3. She has received double
Not as some suppose, that her afflictions had already been overproportioned to their procuring cause - sin.  We shall always have reason to say, He has not dealt with us according to our iniquities. [7]  Others – who are rather too eager to strain texts, beyond their proper import, in order to support a favourite doctrine – suppose, that the sufferings of the Messiah would be greater than the exigency of the case – more than necessary.  But the truth is best proved and supported by texts which expressly teach it.  The efficacy of the atonement is indeed greater than the actual application, and sufficient to save the whole race of mankind, if they believed in the Son of God.  But he groaned and bled upon the Cross till he could say, It is finished [8] – but no longer.  It becomes us to refer to infinite wisdom, the reasons why his sufferings were for such a precise time, but we may be sure they were not beyond what the cause required.  I think the true sense of the words is, that Jerusalem should receive blessings double, much greater, than all her former afflictions.  And in general to us, to every believing sinner, that the blessings of the Gospel would be an unspeakably great over-balance and compensation for all afflictions of every kind, [with] which we have been or can be exercised.  Afflictions are the fruit of sin, and because our sins have been many, our afflictions may be many.  But where sin has abounded grace has much more abounded. [9]

Observe:
1. Behold the goodness of God.  Infinitely happy and glorious in himself - he has provided for the comfort of those who were rebels against his government and transgressors of his law.

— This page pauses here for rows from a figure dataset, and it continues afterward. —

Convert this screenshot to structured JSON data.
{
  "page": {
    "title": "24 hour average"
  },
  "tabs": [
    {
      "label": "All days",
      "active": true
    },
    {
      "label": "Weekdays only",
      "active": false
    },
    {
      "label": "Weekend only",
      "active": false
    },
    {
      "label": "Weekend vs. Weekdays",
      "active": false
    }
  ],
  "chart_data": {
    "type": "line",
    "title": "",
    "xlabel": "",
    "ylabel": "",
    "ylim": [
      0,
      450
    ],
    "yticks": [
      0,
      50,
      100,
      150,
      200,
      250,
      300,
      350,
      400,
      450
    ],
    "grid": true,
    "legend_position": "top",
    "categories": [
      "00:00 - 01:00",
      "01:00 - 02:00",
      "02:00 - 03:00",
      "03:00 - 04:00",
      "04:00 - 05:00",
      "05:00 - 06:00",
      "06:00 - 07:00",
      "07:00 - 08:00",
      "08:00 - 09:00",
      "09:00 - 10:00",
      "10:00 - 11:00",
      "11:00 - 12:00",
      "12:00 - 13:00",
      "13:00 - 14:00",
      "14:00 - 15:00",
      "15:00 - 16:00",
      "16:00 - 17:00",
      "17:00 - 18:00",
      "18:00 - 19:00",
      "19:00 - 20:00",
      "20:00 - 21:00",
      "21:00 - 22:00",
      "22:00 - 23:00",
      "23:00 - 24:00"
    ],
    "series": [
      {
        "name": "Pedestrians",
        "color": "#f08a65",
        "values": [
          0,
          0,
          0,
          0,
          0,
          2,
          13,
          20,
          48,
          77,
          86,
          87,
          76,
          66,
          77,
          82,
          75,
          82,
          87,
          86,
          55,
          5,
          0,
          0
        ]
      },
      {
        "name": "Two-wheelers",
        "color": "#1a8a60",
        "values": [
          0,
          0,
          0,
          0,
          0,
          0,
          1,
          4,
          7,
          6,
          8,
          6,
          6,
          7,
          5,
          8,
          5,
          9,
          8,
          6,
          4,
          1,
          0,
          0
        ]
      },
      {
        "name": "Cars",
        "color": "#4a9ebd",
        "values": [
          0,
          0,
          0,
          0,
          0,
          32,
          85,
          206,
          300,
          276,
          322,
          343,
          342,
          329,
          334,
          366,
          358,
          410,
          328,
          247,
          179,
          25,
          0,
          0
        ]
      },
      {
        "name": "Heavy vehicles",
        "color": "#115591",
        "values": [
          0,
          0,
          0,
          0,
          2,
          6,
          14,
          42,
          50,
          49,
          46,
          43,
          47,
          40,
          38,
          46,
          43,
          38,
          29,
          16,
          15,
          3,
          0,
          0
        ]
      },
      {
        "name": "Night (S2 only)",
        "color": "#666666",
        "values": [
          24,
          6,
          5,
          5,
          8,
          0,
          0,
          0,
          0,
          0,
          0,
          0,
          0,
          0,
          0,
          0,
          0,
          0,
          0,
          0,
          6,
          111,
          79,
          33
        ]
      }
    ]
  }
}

2. The Lord God who knows the human heart, its wants, feelings and desires – when he would comfort and speak to the heart, proposes One object, and only One – as the necessary and all sufficient [10] source of comfort. 

This is the Messiah. 
Jesus balm cordial

Jesus in his person and offices known and received by faith, affords a balm for every wound, a cordial for every care.
3. To be capable of this comfort the heart must be in a state suited to it.  A free pardon is a comfort to a malefactor, but it implies guilt, and therefore they who have not broken the laws would be rather offended than comforted by an offer of pardon.  Could we suppose that a company of people, who were all trembling under an apprehension of the wrath of God, constrained to confess the justice of the sentence, but not as yet informed of any way to escape, were to hear this message for the first time, and to be fully assured of its truth and authority, they would receive it as life from the dead.  But for want of knowing themselves, it is to be feared that many who have received pleasure from the music of the Messiah, neither found, nor expected, nor desired to find, any comfort from the words.
 


Endnotes:
 
[1] KJV has “received of the Lord's hand
[2] ‘august’: awe-inspiring
[3] ‘security’: a false security, oblivious to the present danger
[4] Malachi 3:13 Your words have been stout against me, saith the Lord. Yet ye say, What have we spoken so much against thee?

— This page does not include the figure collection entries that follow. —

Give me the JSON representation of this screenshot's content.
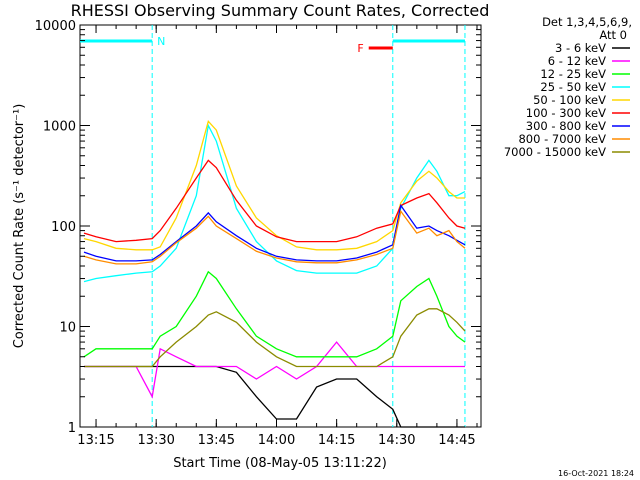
{
  "chart_data": {
    "type": "line",
    "title": "RHESSI Observing Summary Count Rates, Corrected",
    "xlabel": "Start Time (08-May-05 13:11:22)",
    "ylabel": "Corrected Count Rate (s⁻¹ detector⁻¹)",
    "yscale": "log",
    "ylim": [
      1,
      10000
    ],
    "xlim": [
      "13:11",
      "14:51"
    ],
    "x_ticks": [
      "13:15",
      "13:30",
      "13:45",
      "14:00",
      "14:15",
      "14:30",
      "14:45"
    ],
    "y_ticks": [
      "1",
      "10",
      "100",
      "1000",
      "10000"
    ],
    "legend_header": [
      "Det 1,3,4,5,6,9,",
      "Att 0"
    ],
    "legend_position": "right",
    "timestamp": "16-Oct-2021 18:24",
    "markers": [
      {
        "label": "N",
        "start": "13:11",
        "end": "13:29",
        "color": "#00ffff"
      },
      {
        "label": "F",
        "start": "14:23",
        "end": "14:29",
        "color": "#ff0000"
      }
    ],
    "night_boundaries": [
      "13:29",
      "14:29",
      "14:47"
    ],
    "x": [
      "13:12",
      "13:15",
      "13:20",
      "13:25",
      "13:29",
      "13:31",
      "13:35",
      "13:40",
      "13:43",
      "13:45",
      "13:50",
      "13:55",
      "14:00",
      "14:05",
      "14:10",
      "14:15",
      "14:20",
      "14:25",
      "14:29",
      "14:31",
      "14:35",
      "14:38",
      "14:40",
      "14:43",
      "14:45",
      "14:47"
    ],
    "series": [
      {
        "name": "3 - 6 keV",
        "color": "#000000",
        "values": [
          4,
          4,
          4,
          4,
          4,
          4,
          4,
          4,
          4,
          4,
          3.5,
          2,
          1.2,
          1.2,
          2.5,
          3,
          3,
          2,
          1.5,
          1,
          1,
          1,
          1,
          1,
          1,
          1
        ]
      },
      {
        "name": "6 - 12 keV",
        "color": "#ff00ff",
        "values": [
          4,
          4,
          4,
          4,
          2,
          6,
          5,
          4,
          4,
          4,
          4,
          3,
          4,
          3,
          4,
          7,
          4,
          4,
          4,
          4,
          4,
          4,
          4,
          4,
          4,
          4
        ]
      },
      {
        "name": "12 - 25 keV",
        "color": "#00ff00",
        "values": [
          5,
          6,
          6,
          6,
          6,
          8,
          10,
          20,
          35,
          30,
          15,
          8,
          6,
          5,
          5,
          5,
          5,
          6,
          8,
          18,
          25,
          30,
          20,
          10,
          8,
          7
        ]
      },
      {
        "name": "25 - 50 keV",
        "color": "#00ffff",
        "values": [
          28,
          30,
          32,
          34,
          35,
          40,
          60,
          200,
          1000,
          700,
          150,
          70,
          45,
          36,
          34,
          34,
          34,
          40,
          60,
          150,
          300,
          450,
          350,
          200,
          200,
          220
        ]
      },
      {
        "name": "50 - 100 keV",
        "color": "#ffd700",
        "values": [
          75,
          70,
          60,
          58,
          58,
          62,
          120,
          400,
          1100,
          900,
          250,
          120,
          80,
          62,
          58,
          58,
          60,
          70,
          90,
          170,
          280,
          350,
          300,
          220,
          190,
          190
        ]
      },
      {
        "name": "100 - 300 keV",
        "color": "#ff0000",
        "values": [
          85,
          78,
          70,
          72,
          75,
          90,
          150,
          300,
          450,
          380,
          180,
          100,
          78,
          70,
          70,
          70,
          78,
          95,
          105,
          160,
          190,
          210,
          170,
          120,
          100,
          95
        ]
      },
      {
        "name": "300 - 800 keV",
        "color": "#0000ff",
        "values": [
          55,
          50,
          45,
          45,
          46,
          52,
          70,
          100,
          135,
          110,
          80,
          60,
          50,
          46,
          45,
          45,
          48,
          55,
          65,
          160,
          95,
          100,
          90,
          80,
          72,
          65
        ]
      },
      {
        "name": "800 - 7000 keV",
        "color": "#ff8c00",
        "values": [
          50,
          46,
          42,
          42,
          44,
          50,
          68,
          95,
          125,
          100,
          75,
          56,
          48,
          44,
          43,
          43,
          46,
          52,
          60,
          140,
          85,
          95,
          80,
          90,
          70,
          60
        ]
      },
      {
        "name": "7000 - 15000 keV",
        "color": "#8b8b00",
        "values": [
          4,
          4,
          4,
          4,
          4,
          5,
          7,
          10,
          13,
          14,
          11,
          7,
          5,
          4,
          4,
          4,
          4,
          4,
          5,
          8,
          13,
          15,
          15,
          13,
          11,
          9
        ]
      }
    ]
  }
}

[5] Job 14:14 If a man die, shall he live again? all the days of my appointed time will I wait, till my change come.
[6] Peter speaking in Acts 15:10 Now therefore why tempt ye God, to put a yoke upon the neck of the disciples, which neither our fathers nor we were able to bear?
[7] Psalm 103:10 He hath not dealt with us after our sins; nor rewarded us according to our iniquities.

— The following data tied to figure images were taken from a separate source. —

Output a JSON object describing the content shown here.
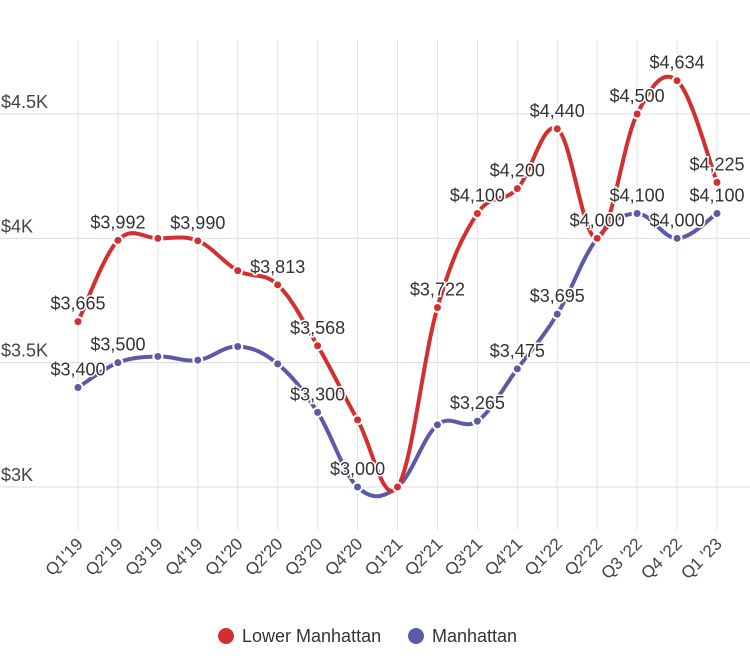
{
  "chart_data": {
    "type": "line",
    "title": "",
    "xlabel": "",
    "ylabel": "",
    "categories": [
      "Q1'19",
      "Q2'19",
      "Q3'19",
      "Q4'19",
      "Q1'20",
      "Q2'20",
      "Q3'20",
      "Q4'20",
      "Q1'21",
      "Q2'21",
      "Q3'21",
      "Q4'21",
      "Q1'22",
      "Q2'22",
      "Q3 '22",
      "Q4 '22",
      "Q1 '23"
    ],
    "ylim": [
      2750,
      4800
    ],
    "yticks": [
      {
        "value": 3000,
        "label": "$3K"
      },
      {
        "value": 3500,
        "label": "$3.5K"
      },
      {
        "value": 4000,
        "label": "$4K"
      },
      {
        "value": 4500,
        "label": "$4.5K"
      }
    ],
    "grid": true,
    "legend": "bottom",
    "series": [
      {
        "name": "Lower Manhattan",
        "color": "#d32f2f",
        "values": [
          3665,
          3992,
          4000,
          3990,
          3870,
          3813,
          3568,
          3270,
          3000,
          3722,
          4100,
          4200,
          4440,
          4000,
          4500,
          4634,
          4225
        ],
        "labels": [
          "$3,665",
          "$3,992",
          "",
          "$3,990",
          "",
          "$3,813",
          "$3,568",
          "",
          "",
          "$3,722",
          "$4,100",
          "$4,200",
          "$4,440",
          "",
          "$4,500",
          "$4,634",
          "$4,225"
        ]
      },
      {
        "name": "Manhattan",
        "color": "#5c5aa8",
        "values": [
          3400,
          3500,
          3525,
          3510,
          3565,
          3495,
          3300,
          3000,
          3000,
          3250,
          3265,
          3475,
          3695,
          4000,
          4100,
          4000,
          4100
        ],
        "labels": [
          "$3,400",
          "$3,500",
          "",
          "",
          "",
          "",
          "$3,300",
          "$3,000",
          "",
          "",
          "$3,265",
          "$3,475",
          "$3,695",
          "$4,000",
          "$4,100",
          "$4,000",
          "$4,100"
        ]
      }
    ]
  }
}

[8] John 19:30 When Jesus therefore had received the vinegar, he said, It is finished: and he bowed his head, and gave up the ghost.
[9] Romans 5:20 … But where sin abounded, grace did much more abound.
[10] ‘all sufficient’: El Shaddai, as in Genesis 17:1 And when Abram was ninety years old and nine, the Lord appeared to Abram, and said unto him, I am the Almighty God; walk before me, and be thou perfect.